D’altro canto, la mia storia potrebbe suonare interessante alle orecchie di un’altra persona, e così via. Che cosa sarebbe, dunque, questa fantomatica invisibilità? E’ un potere speciale che ho scoperto di avere qui – e sono certa di non essere la sola – che ti permette di liberarti di tutti i fardelli oppressivi accumulatisi negli anni come strati di ruggine sulla pelle e di tirare un bel sospiro di sollievo perché per gli altri, appunto, sei invisibile, se non una semplice silhouette che la mattina prende posto sempre nello stesso vagone della Overground e cammina tutti i giorni da Whitechapel a Liverpool Street per andare al lavoro, e ritorno.
Anonimato, invisibilità. Whatever. Avere il potere di presentarsi a degli sconosciuti definendoci con le parole scelte da noi, e non con quelle più comode selezionate accuratamente da altri. Sentirsi liberi di cambiare, di ridefinirci, di giocare con le nostre molteplici identità, di cambiare il ritmo della nostra vita perché lo vogliamo noi, e non qualcun altro. Sentirsi un po’ più liberi, imparare ad esserlo ovunque, a partire da Londra.
Viviamo qui, spesso sentendoci come formiche in avanscoperta alla caccia di bricioline, attorniati costantemente da altre persone che, con ogni probabilità, conducono una vita più o meno simile a quella che portiamo avanti noi ogni singolo giorno. Il tempo è prezioso, ma le ore scivolano via gentili come olio sulla porcellana e noi andiamo avanti, stanchissimi ma tenaci, in direzione di conquiste che nemmeno noi sappiamo cosa rappresenteranno per le nostre vite.
(Non dimentichiamo che, nel breve periodo, anche il sopraggiungere del weekend ha le sembianze di una conquista clamorosa, se non di un miracolo).

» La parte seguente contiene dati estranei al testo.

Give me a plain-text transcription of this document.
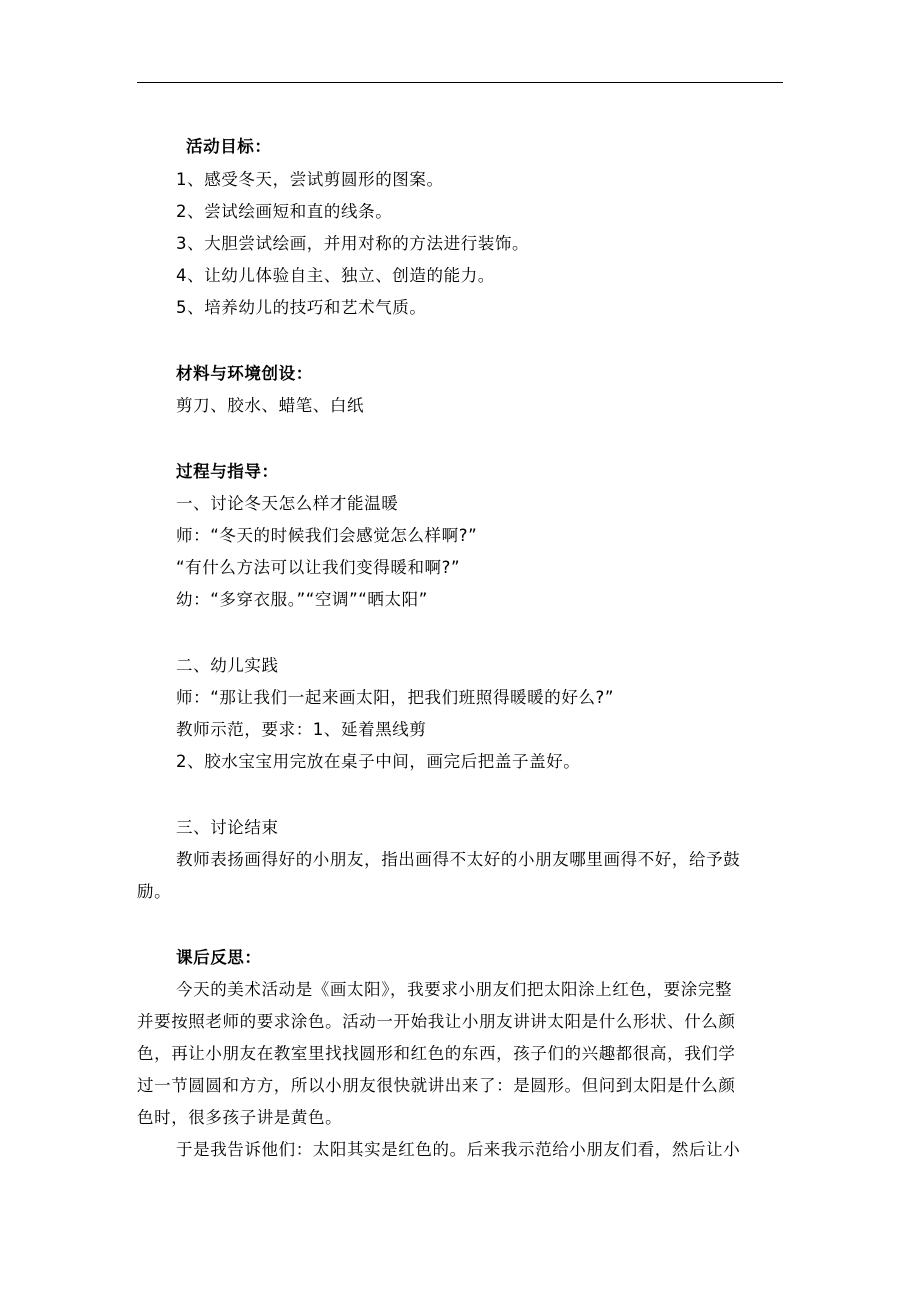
活动目标：
1、感受冬天，尝试剪圆形的图案。
2、尝试绘画短和直的线条。
3、大胆尝试绘画，并用对称的方法进行装饰。
4、让幼儿体验自主、独立、创造的能力。
5、培养幼儿的技巧和艺术气质。
材料与环境创设：
剪刀、胶水、蜡笔、白纸
过程与指导：
一、讨论冬天怎么样才能温暖
师：“冬天的时候我们会感觉怎么样啊?”
“有什么方法可以让我们变得暖和啊?”
幼：“多穿衣服。”“空调”“晒太阳”
二、幼儿实践
师：“那让我们一起来画太阳，把我们班照得暖暖的好么?”
教师示范，要求：1、延着黑线剪
2、胶水宝宝用完放在桌子中间，画完后把盖子盖好。
三、讨论结束
教师表扬画得好的小朋友，指出画得不太好的小朋友哪里画得不好，给予鼓
励。
课后反思：
今天的美术活动是《画太阳》，我要求小朋友们把太阳涂上红色，要涂完整
并要按照老师的要求涂色。活动一开始我让小朋友讲讲太阳是什么形状、什么颜
色，再让小朋友在教室里找找圆形和红色的东西，孩子们的兴趣都很高，我们学
过一节圆圆和方方，所以小朋友很快就讲出来了：是圆形。但问到太阳是什么颜
色时，很多孩子讲是黄色。
于是我告诉他们：太阳其实是红色的。后来我示范给小朋友们看，然后让小
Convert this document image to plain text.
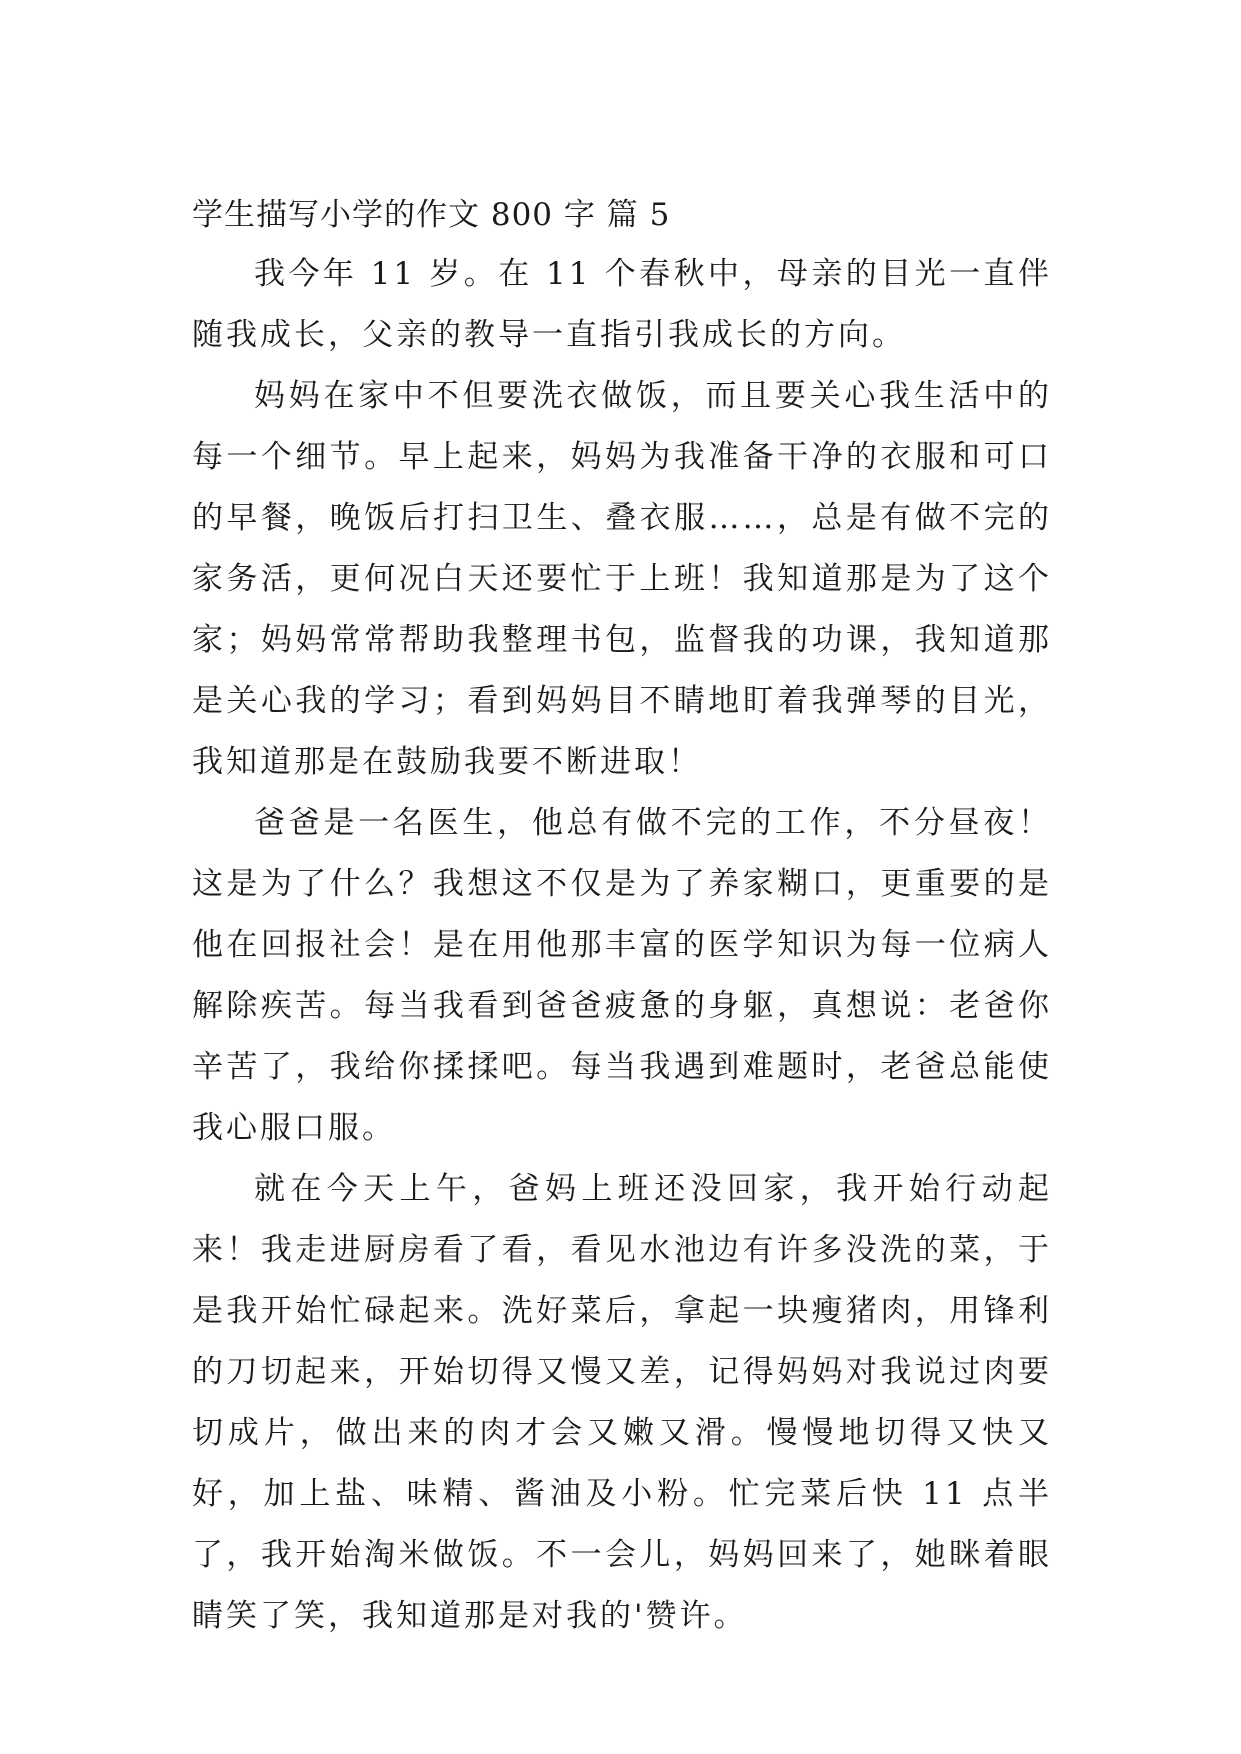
学生描写小学的作文 800 字 篇 5

我今年 11 岁。在 11 个春秋中，母亲的目光一直伴随我成长，父亲的教导一直指引我成长的方向。

妈妈在家中不但要洗衣做饭，而且要关心我生活中的每一个细节。早上起来，妈妈为我准备干净的衣服和可口的早餐，晚饭后打扫卫生、叠衣服……，总是有做不完的家务活，更何况白天还要忙于上班！我知道那是为了这个家；妈妈常常帮助我整理书包，监督我的功课，我知道那是关心我的学习；看到妈妈目不睛地盯着我弹琴的目光，我知道那是在鼓励我要不断进取！

爸爸是一名医生，他总有做不完的工作，不分昼夜！这是为了什么？我想这不仅是为了养家糊口，更重要的是他在回报社会！是在用他那丰富的医学知识为每一位病人解除疾苦。每当我看到爸爸疲惫的身躯，真想说：老爸你辛苦了，我给你揉揉吧。每当我遇到难题时，老爸总能使我心服口服。

就在今天上午，爸妈上班还没回家，我开始行动起来！我走进厨房看了看，看见水池边有许多没洗的菜，于是我开始忙碌起来。洗好菜后，拿起一块瘦猪肉，用锋利的刀切起来，开始切得又慢又差，记得妈妈对我说过肉要切成片，做出来的肉才会又嫩又滑。慢慢地切得又快又好，加上盐、味精、酱油及小粉。忙完菜后快 11 点半了，我开始淘米做饭。不一会儿，妈妈回来了，她眯着眼睛笑了笑，我知道那是对我的'赞许。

Ci manca il sole, ci manca il mare, o la montagna, ci manca il cibo, la “qualità della vita”, gli amici, la famiglia, gli aperitivi in piazza, il vino buono a prezzi umani, eccetera, eccetera, eccetera. Ci somigliamo tutti, in questo. Non siamo più speciali di altri per via di queste forti nostalgie: ognuno di noi le affronta in modo diverso, e con i suoi tempi.
A Londra ho imparato a destreggiarmi tra sofferenze, ansie e sacrifici: tutti noi desideriamo evitarli, ogni momento delle nostre vite è volto a scongiurare disgrazie ed eventi spiacevoli alla disperata ricerca di una felicità istantanea e liofilizzata. Qui c’è tutto: la rabbia, i timori, i malumori, il meteoropatismo, gli scazzi infiniti, la mancanza cronica di tempo e di spazio, ma anche l’eccitazione per le novità, lo stupore infantile, la bellezza dietro lo scorcio più misero, il gusto della scoperta, la gioia di vivere e di voler gustare ogni singolo secondo di sole, perché potrebbe durare poco.

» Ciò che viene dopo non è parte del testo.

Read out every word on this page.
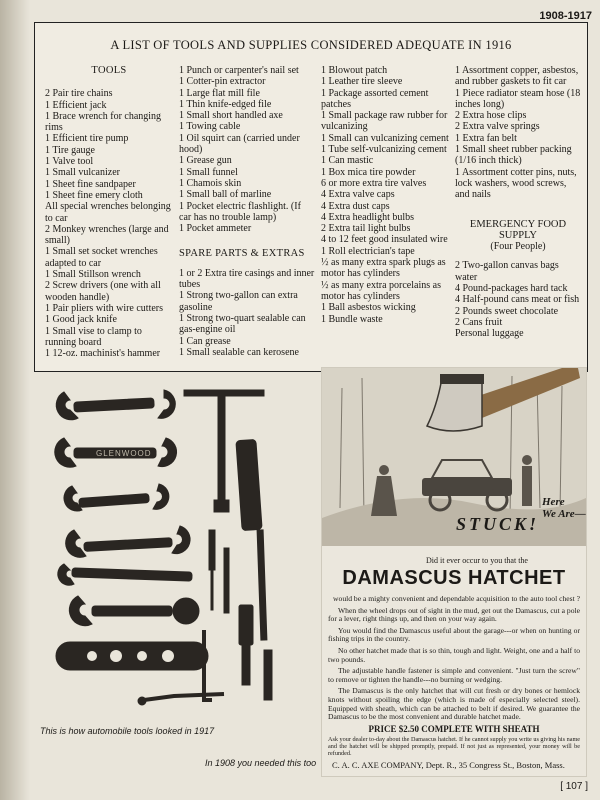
1908-1917
A LIST OF TOOLS AND SUPPLIES CONSIDERED ADEQUATE IN 1916
TOOLS
2 Pair tire chains
1 Efficient jack
1 Brace wrench for changing rims
1 Efficient tire pump
1 Tire gauge
1 Valve tool
1 Small vulcanizer
1 Sheet fine sandpaper
1 Sheet fine emery cloth
All special wrenches belonging to car
2 Monkey wrenches (large and small)
1 Small set socket wrenches adapted to car
1 Small Stillson wrench
2 Screw drivers (one with all wooden handle)
1 Pair pliers with wire cutters
1 Good jack knife
1 Small vise to clamp to running board
1 12-oz. machinist's hammer
1 Punch or carpenter's nail set
1 Cotter-pin extractor
1 Large flat mill file
1 Thin knife-edged file
1 Small short handled axe
1 Towing cable
1 Oil squirt can (carried under hood)
1 Grease gun
1 Small funnel
1 Chamois skin
1 Small ball of marline
1 Pocket electric flashlight. (If car has no trouble lamp)
1 Pocket ammeter
SPARE PARTS & EXTRAS
1 or 2 Extra tire casings and inner tubes
1 Strong two-gallon can extra gasoline
1 Strong two-quart sealable can gas-engine oil
1 Can grease
1 Small sealable can kerosene
1 Blowout patch
1 Leather tire sleeve
1 Package assorted cement patches
1 Small package raw rubber for vulcanizing
1 Small can vulcanizing cement
1 Tube self-vulcanizing cement
1 Can mastic
1 Box mica tire powder
6 or more extra tire valves
4 Extra valve caps
4 Extra dust caps
4 Extra headlight bulbs
2 Extra tail light bulbs
4 to 12 feet good insulated wire
1 Roll electrician's tape
½ as many extra spark plugs as motor has cylinders
½ as many extra porcelains as motor has cylinders
1 Ball asbestos wicking
1 Bundle waste
1 Assortment copper, asbestos, and rubber gaskets to fit car
1 Piece radiator steam hose (18 inches long)
2 Extra hose clips
2 Extra valve springs
1 Extra fan belt
1 Small sheet rubber packing (1/16 inch thick)
1 Assortment cotter pins, nuts, lock washers, wood screws, and nails
EMERGENCY FOOD SUPPLY
(Four People)
2 Two-gallon canvas bags water
4 Pound-packages hard tack
4 Half-pound cans meat or fish
2 Pounds sweet chocolate
2 Cans fruit
Personal luggage
GLENWOOD
This is how automobile tools looked in 1917
In 1908 you needed this too
Here
We Are—
STUCK!
Did it ever occur to you that the
DAMASCUS HATCHET

would be a mighty convenient and dependable acquisition to the auto tool chest ?

When the wheel drops out of sight in the mud, get out the Damascus, cut a pole for a lever, right things up, and then on your way again.

You would find the Damascus useful about the garage---or when on hunting or fishing trips in the country.

No other hatchet made that is so thin, tough and light. Weight, one and a half to two pounds.

The adjustable handle fastener is simple and convenient. "Just turn the screw" to remove or tighten the handle---no burning or wedging.

The Damascus is the only hatchet that will cut fresh or dry bones or hemlock knots without spoiling the edge (which is made of especially selected steel). Equipped with sheath, which can be attached to belt if desired. We guarantee the Damascus to be the most convenient and durable hatchet made.

PRICE $2.50 COMPLETE WITH SHEATH
Ask your dealer to-day about the Damascus hatchet. If he cannot supply you write us giving his name and the hatchet will be shipped promptly, prepaid. If not just as represented, your money will be refunded.
C. A. C. AXE COMPANY, Dept. R., 35 Congress St., Boston, Mass.
[ 107 ]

A Londra ho imparato a essere felice anche quando il mondo intero mi guarda e mi dice NO, non puoi, sei pazza.
E questa, per me, è la conquista più importante di tutte.
[Banalmente] a Londra è anche su Facebook, Twitter, Instagram e Pinterest!
Hai reso perfettamente l’idea del ritmo della vita londisnese… E non potrei essere piu’ d’accordo con te soprattutto sull’arrivo di quel miracolo che e’ il week-end (o, nel mio caso, di qualsiasi paio di giorni “off” che la mia rota mi metter davanti). il tempo e’ prezioso e si impara a non sprecarlo… 🙂
letto tutto d’un fiato.. Bello scritto.
Grazie Daniela, sono felice che ti sia piaciuto!
Ciao Paola, grazie! Perdona la risposta tardiva (a proposito di tempo che non è mai abbastanza 🙂 Hai ragione, qui tra mezzi pubblici, lavoro e commissioni varie si ha sempre la sensazione di non essere abbastanza organizzati e di non avere abbastanza tempo… L’aspetto positivo di questa faccenda, forse, è che diventiamo tutti degli abili organizzatori!
vero! ho la mia vita organizzata fino a Natale! 🙂
“ma le ore scivolano via gentili come olio su porcellana”, spero un giorno di trovare una donna che scrive come te.